Cronaca
In Castellammare, il caso di un’insegnante accusata di abusi sui minori coinvolge anche i genitori che hanno cercato giustizia per conto proprio
A Castellammare, l’ombra degli abusi a scuola sfocia in un processo atteso: la comunità tra rabbia e riflessione. #Castellammare #GiustiziaScolastica
Immaginate una mattina qualunque in una scuola di Castellammare di Stabia, dove le risate dei bambini e il suono delle campanelle si mescolano al traffico cittadino, in un quartiere vivo ma segnato da storie quotidiane di lotta e resilienza. Qui, tra le mura dell’istituto “Catello Salvati”, si è consumata una vicenda che ha sconvolto il tessuto sociale, portando alla fine delle indagini preliminari e all’apertura di un processo che nessuno vorrebbe affrontare.
Al centro di tutto c’è un’insegnante di sostegno di 38 anni, ora ai domiciliari, la cui storia personale si intreccia con accuse gravissime mosse dalla Procura di Torre Annunziata. Il GIP Emanuela Cozzitorto ha infatti disposto il rinvio a giudizio, accusandola di aver trasformato un ambiente di apprendimento in un luogo di sofferenze indicibili, con reati come maltrattamenti, violenza sessuale, induzione a atti sessuali e corruzione di minorenni. È un colpo al cuore per una comunità che vede la scuola come un pilastro, un rifugio dalle difficoltà urbane, eppure qui si è insinuata l’oscurità.
Gli eventi risalgono a circa un anno fa, ricostruiti dai Carabinieri di Castellammare attraverso audizioni protette, dove psicologi hanno offerto un sostegno delicato ai giovani testimoni.
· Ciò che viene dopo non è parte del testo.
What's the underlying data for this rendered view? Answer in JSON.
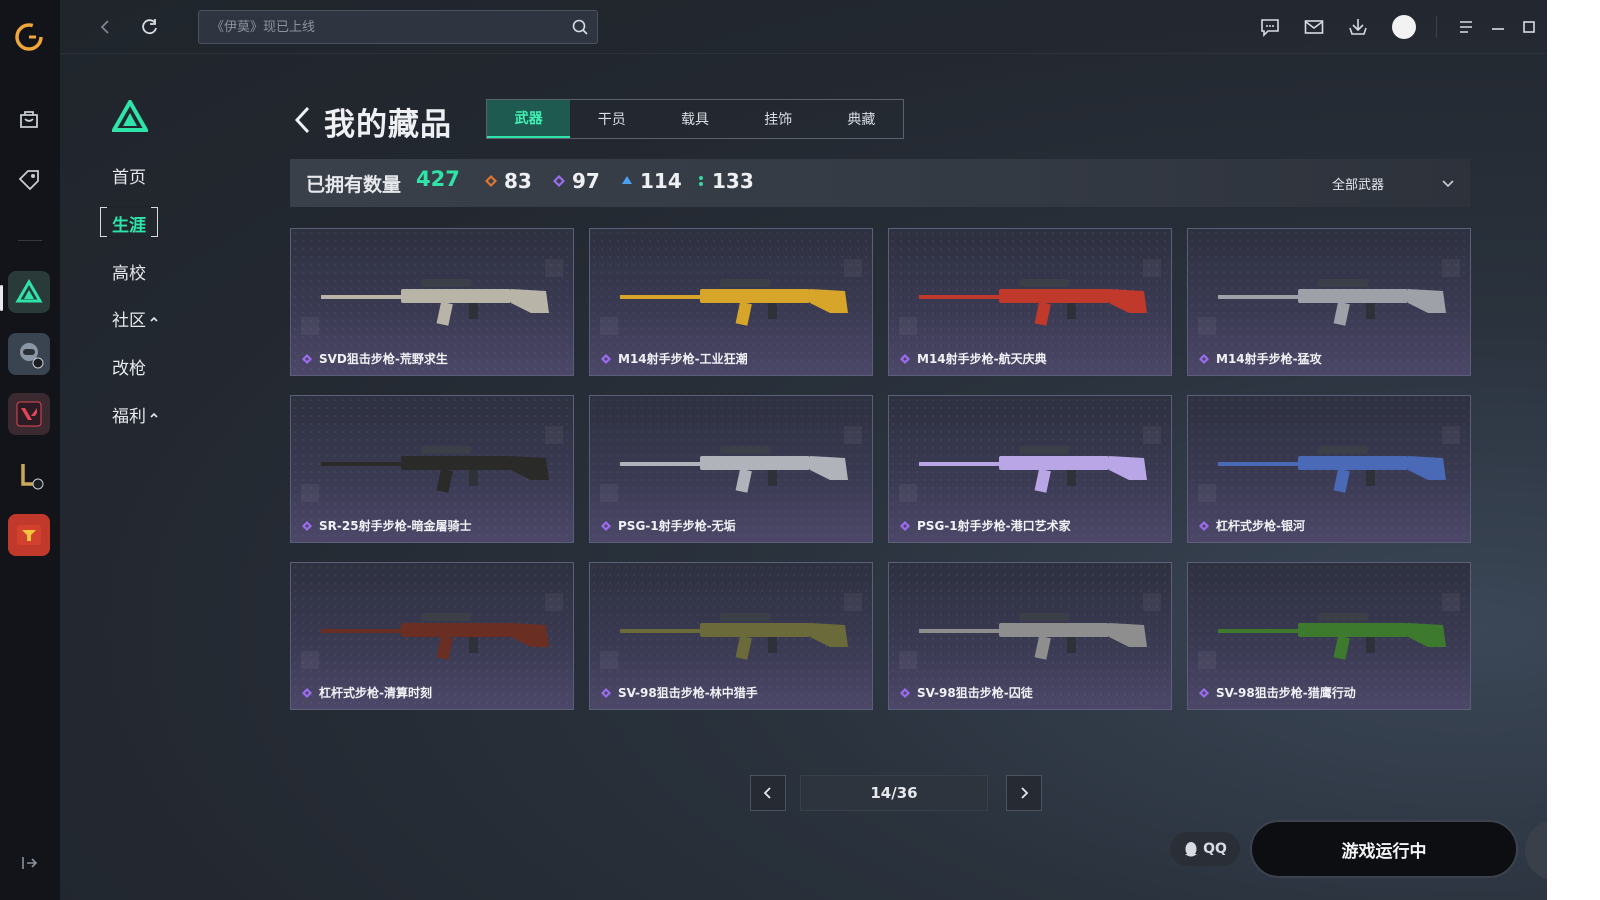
{
  "topbar": {
    "search_placeholder": "《伊莫》现已上线",
    "icons": [
      "back-icon",
      "refresh-icon",
      "search-icon",
      "chat-icon",
      "mail-icon",
      "download-icon",
      "avatar",
      "menu-icon",
      "minimize-icon",
      "maximize-icon"
    ]
  },
  "subnav": {
    "items": [
      "首页",
      "生涯",
      "高校",
      "社区",
      "改枪",
      "福利"
    ],
    "active": "生涯"
  },
  "header": {
    "title": "我的藏品",
    "tabs": [
      "武器",
      "干员",
      "载具",
      "挂饰",
      "典藏"
    ],
    "active_tab": "武器"
  },
  "stats": {
    "owned_label": "已拥有数量",
    "owned_count": "427",
    "tiers": [
      {
        "value": "83",
        "color": "#e0762e"
      },
      {
        "value": "97",
        "color": "#9c6cf0"
      },
      {
        "value": "114",
        "color": "#4aa0ee"
      },
      {
        "value": "133",
        "color": "#3ad6a0"
      }
    ],
    "filter": "全部武器"
  },
  "items": [
    {
      "name": "SVD狙击步枪-荒野求生",
      "gun_color": "#b8b4a8"
    },
    {
      "name": "M14射手步枪-工业狂潮",
      "gun_color": "#d6a52a"
    },
    {
      "name": "M14射手步枪-航天庆典",
      "gun_color": "#c0392b"
    },
    {
      "name": "M14射手步枪-猛攻",
      "gun_color": "#9ea2a8"
    },
    {
      "name": "SR-25射手步枪-暗金屠骑士",
      "gun_color": "#2a2a28"
    },
    {
      "name": "PSG-1射手步枪-无垢",
      "gun_color": "#b0b4ba"
    },
    {
      "name": "PSG-1射手步枪-港口艺术家",
      "gun_color": "#b9a6e6"
    },
    {
      "name": "杠杆式步枪-银河",
      "gun_color": "#4a6ab8"
    },
    {
      "name": "杠杆式步枪-清算时刻",
      "gun_color": "#6a2e22"
    },
    {
      "name": "SV-98狙击步枪-林中猎手",
      "gun_color": "#6b6a3a"
    },
    {
      "name": "SV-98狙击步枪-囚徒",
      "gun_color": "#8e8e8e"
    },
    {
      "name": "SV-98狙击步枪-猎鹰行动",
      "gun_color": "#3e7a2e"
    }
  ],
  "pagination": {
    "label": "14/36"
  },
  "footer": {
    "qq_label": "QQ",
    "running_label": "游戏运行中"
  },
  "colors": {
    "accent": "#2fe4a8",
    "gem": "#9c6cf0"
  }
}
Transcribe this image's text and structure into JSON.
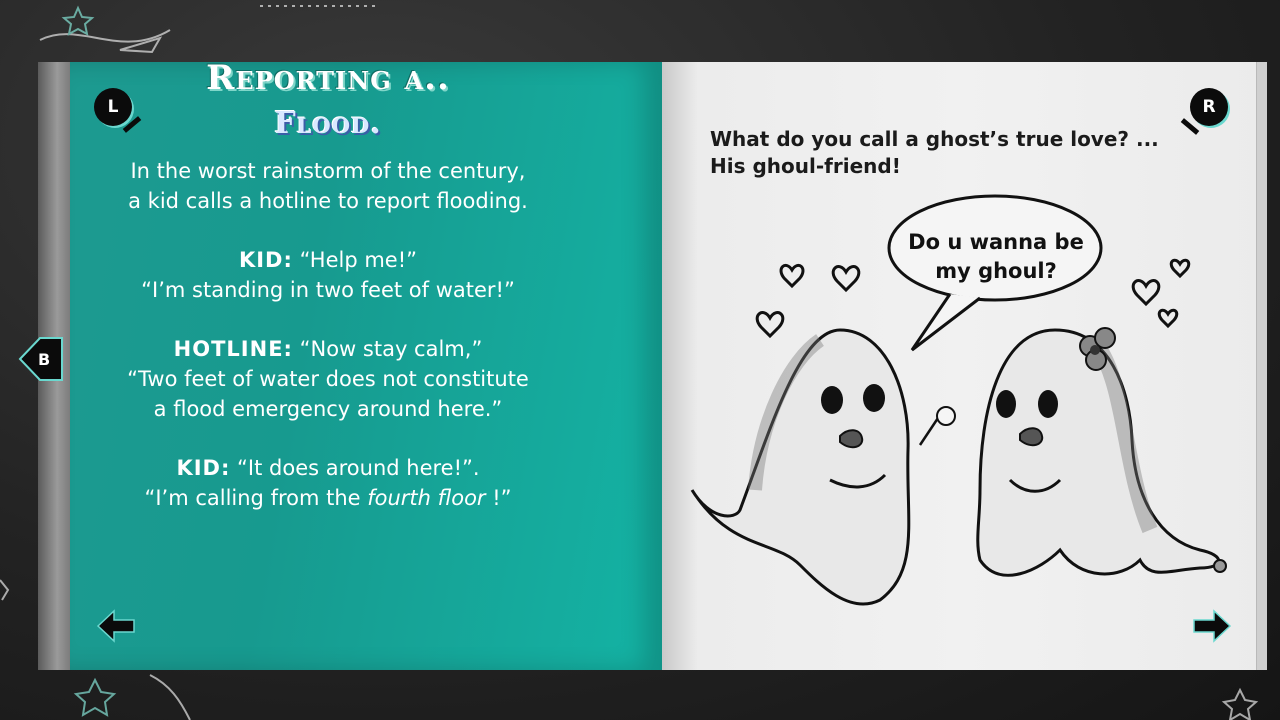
{
  "controls": {
    "left_button": "L",
    "right_button": "R",
    "back_button": "B"
  },
  "left_page": {
    "title_line1": "Reporting a..",
    "title_line2": "Flood.",
    "para1_line1": "In the worst rainstorm of the century,",
    "para1_line2": "a kid calls a hotline to report flooding.",
    "para2_speaker": "KID:",
    "para2_line1": "“Help me!”",
    "para2_line2": "“I’m standing in two feet of water!”",
    "para3_speaker": "HOTLINE:",
    "para3_line1": "“Now stay calm,”",
    "para3_line2": "“Two feet of water does not constitute",
    "para3_line3": "a flood emergency around here.”",
    "para4_speaker": "KID:",
    "para4_line1": "“It does around here!”.",
    "para4_line2_start": "“I’m calling from the ",
    "para4_line2_italic": "fourth floor",
    "para4_line2_end": " !”"
  },
  "right_page": {
    "question_line1": "What do you call a ghost’s true love? ...",
    "question_line2": "His ghoul-friend!",
    "bubble_line1": "Do u wanna be",
    "bubble_line2": "my ghoul?"
  },
  "icons": {
    "prev": "arrow-left-icon",
    "next": "arrow-right-icon",
    "back": "back-tab-icon"
  },
  "colors": {
    "left_page": "#179a8f",
    "right_page": "#efefef",
    "accent": "#6ad8cf",
    "background": "#1f1f1f"
  }
}
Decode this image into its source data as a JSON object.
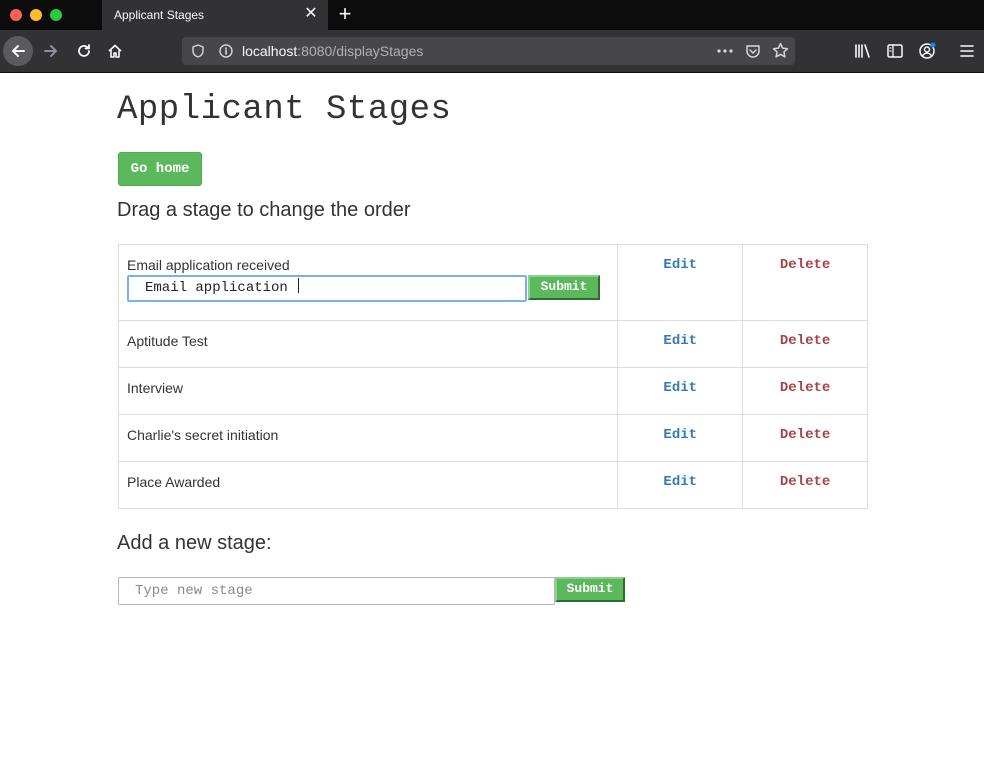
{
  "browser": {
    "tab_title": "Applicant Stages",
    "url_host": "localhost",
    "url_path": ":8080/displayStages"
  },
  "page": {
    "title": "Applicant Stages",
    "home_button": "Go home",
    "drag_hint": "Drag a stage to change the order",
    "edit_label": "Edit",
    "delete_label": "Delete",
    "stages": [
      {
        "name": "Email application received"
      },
      {
        "name": "Aptitude Test"
      },
      {
        "name": "Interview"
      },
      {
        "name": "Charlie's secret initiation"
      },
      {
        "name": "Place Awarded"
      }
    ],
    "edit_form": {
      "value": "Email application ",
      "submit_label": "Submit"
    },
    "add_title": "Add a new stage:",
    "add_form": {
      "placeholder": "Type new stage",
      "submit_label": "Submit"
    }
  },
  "colors": {
    "accent_green": "#5cb85c",
    "edit_blue": "#337ab7",
    "delete_red": "#a94442"
  }
}
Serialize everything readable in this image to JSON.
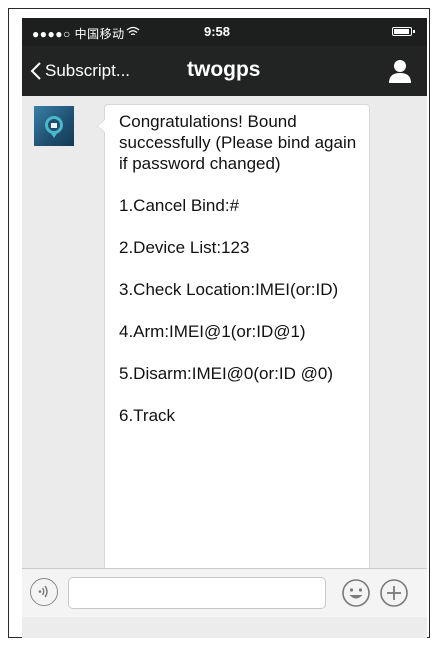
{
  "status_bar": {
    "carrier": "●●●●○ 中国移动",
    "time": "9:58"
  },
  "nav": {
    "back_label": "Subscript...",
    "title": "twogps"
  },
  "message": {
    "lines": [
      "Congratulations! Bound successfully (Please bind again if password changed)",
      "1.Cancel Bind:#",
      "2.Device List:123",
      "3.Check Location:IMEI(or:ID)",
      "4.Arm:IMEI@1(or:ID@1)",
      "5.Disarm:IMEI@0(or:ID @0)",
      "6.Track"
    ]
  },
  "input_bar": {
    "text_value": ""
  },
  "icons": {
    "back": "chevron-left-icon",
    "profile": "person-icon",
    "voice": "voice-icon",
    "emoji": "emoji-icon",
    "plus": "plus-icon",
    "wifi": "wifi-icon",
    "battery": "battery-icon"
  },
  "colors": {
    "nav_background": "#222423",
    "chat_background": "#ebebeb",
    "bubble_background": "#ffffff"
  }
}
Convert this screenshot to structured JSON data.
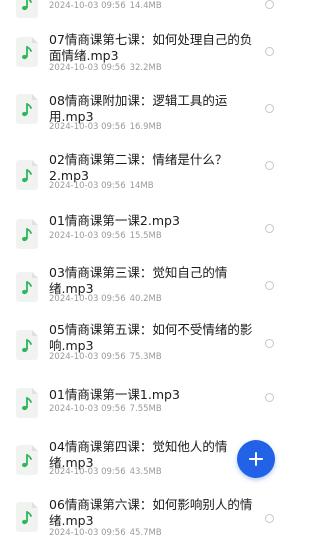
{
  "files": [
    {
      "title": "",
      "date": "2024-10-03 09:56",
      "size": "14.4MB"
    },
    {
      "title": "07情商课第七课：如何处理自己的负面情绪.mp3",
      "date": "2024-10-03 09:56",
      "size": "32.2MB"
    },
    {
      "title": "08情商课附加课：逻辑工具的运用.mp3",
      "date": "2024-10-03 09:56",
      "size": "16.9MB"
    },
    {
      "title": "02情商课第二课：情绪是什么？2.mp3",
      "date": "2024-10-03 09:56",
      "size": "14MB"
    },
    {
      "title": "01情商课第一课2.mp3",
      "date": "2024-10-03 09:56",
      "size": "15.5MB"
    },
    {
      "title": "03情商课第三课：觉知自己的情绪.mp3",
      "date": "2024-10-03 09:56",
      "size": "40.2MB"
    },
    {
      "title": "05情商课第五课：如何不受情绪的影响.mp3",
      "date": "2024-10-03 09:56",
      "size": "75.3MB"
    },
    {
      "title": "01情商课第一课1.mp3",
      "date": "2024-10-03 09:56",
      "size": "7.55MB"
    },
    {
      "title": "04情商课第四课：觉知他人的情绪.mp3",
      "date": "2024-10-03 09:56",
      "size": "43.5MB"
    },
    {
      "title": "06情商课第六课：如何影响别人的情绪.mp3",
      "date": "2024-10-03 09:56",
      "size": "45.7MB"
    }
  ],
  "icons": {
    "file": "music-file-icon",
    "select": "radio-circle-icon",
    "fab": "plus-icon"
  },
  "colors": {
    "accent": "#2262e6",
    "music_note": "#2eb75c"
  }
}
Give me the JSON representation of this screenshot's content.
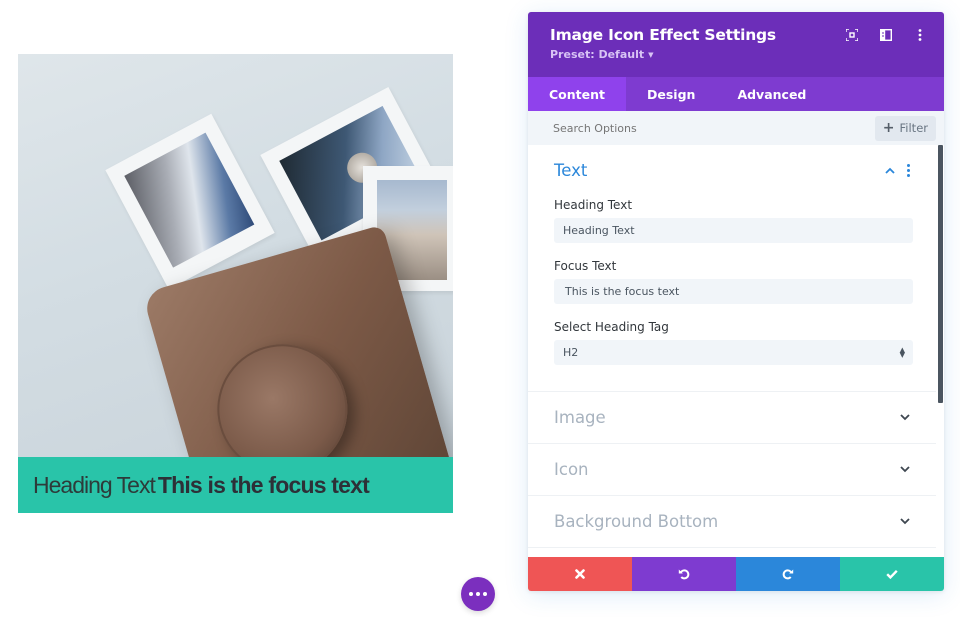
{
  "preview": {
    "heading_text": "Heading Text",
    "focus_text": "This is the focus text",
    "caption_bg": "#29c4a9"
  },
  "more_button": {
    "label": "More options",
    "color": "#7b2fbe"
  },
  "panel": {
    "title": "Image Icon Effect Settings",
    "preset_label": "Preset: Default",
    "header_icons": [
      "focus-mode-icon",
      "split-view-icon",
      "more-vertical-icon"
    ],
    "tabs": [
      {
        "label": "Content",
        "active": true
      },
      {
        "label": "Design",
        "active": false
      },
      {
        "label": "Advanced",
        "active": false
      }
    ],
    "search": {
      "placeholder": "Search Options",
      "value": ""
    },
    "filter_label": "Filter",
    "sections": [
      {
        "title": "Text",
        "open": true,
        "fields": [
          {
            "label": "Heading Text",
            "value": "Heading Text",
            "type": "text"
          },
          {
            "label": "Focus Text",
            "value": "This is the focus text",
            "type": "text"
          },
          {
            "label": "Select Heading Tag",
            "value": "H2",
            "type": "select"
          }
        ]
      },
      {
        "title": "Image",
        "open": false
      },
      {
        "title": "Icon",
        "open": false
      },
      {
        "title": "Background Bottom",
        "open": false
      }
    ],
    "footer": {
      "cancel": "Discard changes",
      "undo": "Undo",
      "redo": "Redo",
      "save": "Save changes"
    },
    "colors": {
      "header": "#6c2eb9",
      "tabs": "#7e3bd0",
      "active_tab": "#8f42ec",
      "accent_blue": "#2b87da",
      "cancel": "#ef5555",
      "undo": "#7e3bd0",
      "redo": "#2b87da",
      "save": "#29c4a9"
    }
  }
}
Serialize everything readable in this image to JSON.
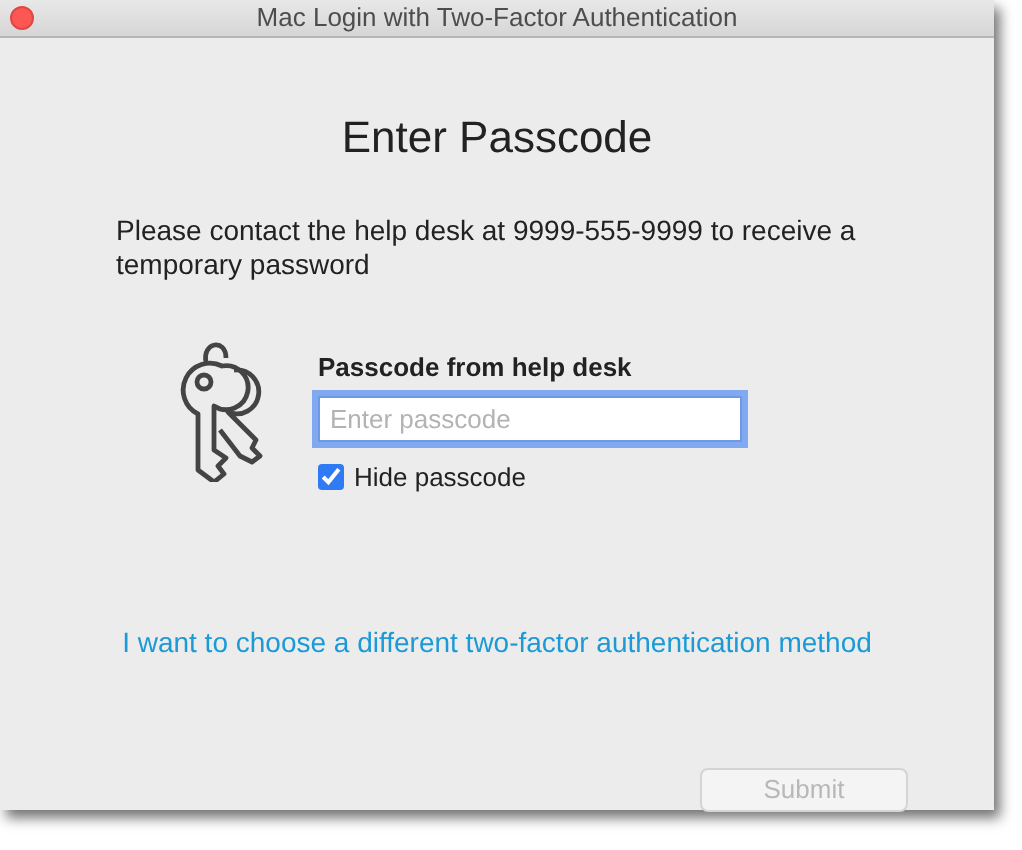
{
  "window": {
    "title": "Mac Login with Two-Factor Authentication"
  },
  "heading": "Enter Passcode",
  "instruction": "Please contact the help desk at 9999-555-9999 to receive a temporary password",
  "passcode": {
    "label": "Passcode from help desk",
    "placeholder": "Enter passcode",
    "focused": true
  },
  "hide_passcode": {
    "label": "Hide passcode",
    "checked": true
  },
  "link": "I want to choose a different two-factor authentication method",
  "submit": {
    "label": "Submit",
    "disabled": true
  }
}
Tra le storie emerse, quella di un dodicenne che ha descritto momenti di terrore: costretto a un rapporto sessuale e a guardare video pornografici, in un contesto che fa riflettere su quanto la fiducia possa essere tradita. Ora, questa donna dovrà presentarsi in tribunale il 23 marzo 2026, un appuntamento che sottolinea come la ricerca di verità sia lenta, ma inevitabile, in una società dove i più vulnerabili meritano protezione sopra ogni cosa.
Non è solo la giustizia a prendere posizione; il Ministero dell’Istruzione si è schierato con forza, costituendosi parte civile attraverso l’Avvocatura dello Stato, un gesto che rafforza l’idea che le istituzioni debbano difendere i propri valori. Al loro fianco, le famiglie dei sette alunni coinvolti – assistite dall’avvocato Antonio De Martino – combattono per i loro figli, portando alla luce il trauma collettivo che ha colpito il quartiere, dove il chiacchiericcio tra vicini e le chat di gruppo amplificano il dolore.
L’altra faccia della rabbia
Ma questa storia ha un risvolto che aggiunge complessità, riflettendo il caos emotivo di una comunità in ebollizione. Le voci sugli abusi si sono diffuse rapidamente, trasformando la rabbia in azione impulsiva: un gruppo di undici persone, tra genitori e parenti, ha organizzato un raid punitivo nella scuola il giorno dopo la denuncia, un episodio che evoca l’atmosfera tesa delle strade locali, dove la frustrazione quotidiana può esplodere in gesti improvvisi.
Ora, questi undici individui dovranno rispondere in tribunale di lesioni aggravate, minacce, danneggiamento e interruzione di pubblico servizio, con aggravanti per aver agito contro un pubblico ufficiale e in presenza di minori. In quel momento di caos, l’insegnante ha subito ferite a un braccio, e paradossalmente, si trova ora dalla parte delle vittime, difesa dall’avvocato Francesco Cappiello. È una situazione che invita a una riflessione: mentre la “giustizia fai da te” nasce da un desiderio comprensibile di protezione, rischia di offuscare i principi della legge, trasformando le aule scolastiche in arene di vendetta anziché di educazione.
In fondo, storie come questa ricordano quanto sia fragile l’equilibrio tra comunità e istituzione, e come ogni atto di violenza, per quanto motivato, lasci cicatrici profonde su un intero territorio, spingendoci a chiederci cosa possiamo fare per proteggere davvero i nostri giovani in un mondo che non sempre offre risposte facili.